Wolfram Syndrome patients present with diabetes mellitus and diabetes insipidus, which result from compromised production of insulin by the pancreas and of vasopressin by the pituitary, respectively. Both of these are secretory organs that place a tremendous demand on the ER for protein folding. The chronic ER stress created by Miner1 deletion is likely to overwhelm the protein folding and secretory capacity of these organs in the short term, and ultimately lead to organ failure. The blindness and deafness observed in Wolfram Syndrome is of neuronal origin, and the chronic oxidative stress, mitochondrial Ca
2+ loading and lower ATP levels that we observed could lead to chronic dysfunction or death of electrically excitable cells. The sarcopenia observed in Miner1 KO mice could reflect low ER Ca
2+ levels in muscle. Lastly, oxidative stress has been correlated with both aging and the diabetic state (Giacco & Brownlee,
2010; Haigis & Yankner,
2010). Thus, our cell culture model has enabled us to develop a mechanistic model for the manifestations of Wolfram Syndrome observed in human patients and knockout mice (Supporting Information Fig S7).

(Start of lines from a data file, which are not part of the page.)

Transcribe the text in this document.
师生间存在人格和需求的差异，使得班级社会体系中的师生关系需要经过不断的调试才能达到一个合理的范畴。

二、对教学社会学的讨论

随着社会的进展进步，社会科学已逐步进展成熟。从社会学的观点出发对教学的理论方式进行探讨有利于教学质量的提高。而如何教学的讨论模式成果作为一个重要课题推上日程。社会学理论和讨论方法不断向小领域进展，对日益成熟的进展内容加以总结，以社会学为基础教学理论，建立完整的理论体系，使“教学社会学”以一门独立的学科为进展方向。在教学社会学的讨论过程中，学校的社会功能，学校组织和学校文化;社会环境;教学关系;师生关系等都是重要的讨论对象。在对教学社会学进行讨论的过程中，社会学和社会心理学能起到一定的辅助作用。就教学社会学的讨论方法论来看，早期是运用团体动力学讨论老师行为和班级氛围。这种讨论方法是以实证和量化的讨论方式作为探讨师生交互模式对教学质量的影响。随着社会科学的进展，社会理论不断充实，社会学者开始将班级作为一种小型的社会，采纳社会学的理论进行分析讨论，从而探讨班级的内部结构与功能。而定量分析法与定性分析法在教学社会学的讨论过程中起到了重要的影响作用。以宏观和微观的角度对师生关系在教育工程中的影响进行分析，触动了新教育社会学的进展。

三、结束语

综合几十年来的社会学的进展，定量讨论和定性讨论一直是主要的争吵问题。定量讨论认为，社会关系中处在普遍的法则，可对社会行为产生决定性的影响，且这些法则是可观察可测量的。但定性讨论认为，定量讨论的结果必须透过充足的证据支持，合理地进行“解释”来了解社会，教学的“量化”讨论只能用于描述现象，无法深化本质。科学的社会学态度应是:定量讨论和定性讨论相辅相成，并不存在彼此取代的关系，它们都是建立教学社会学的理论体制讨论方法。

Our studies form the basis of a new paradigm for the function of Miner1 and the etiology of Wolfram Syndrome. We conclude that Miner1 is a redox protein that resides in the ER and that regulates the UPR and mitochondrial function. Consequently, our data suggests that the defects observed in Miner1 MEFs stem from oxidative stress, which can be mitigated by treatment with anti‐oxidants. Indeed, application of the sulphydryl anti‐oxidant NAC reversed many of the mitochondrial and ER stress‐related anomalies observed in the Miner1 KO cells, hence anti‐oxidant treatment represents a potentially promising therapeutic strategy for treating this currently incurable disease.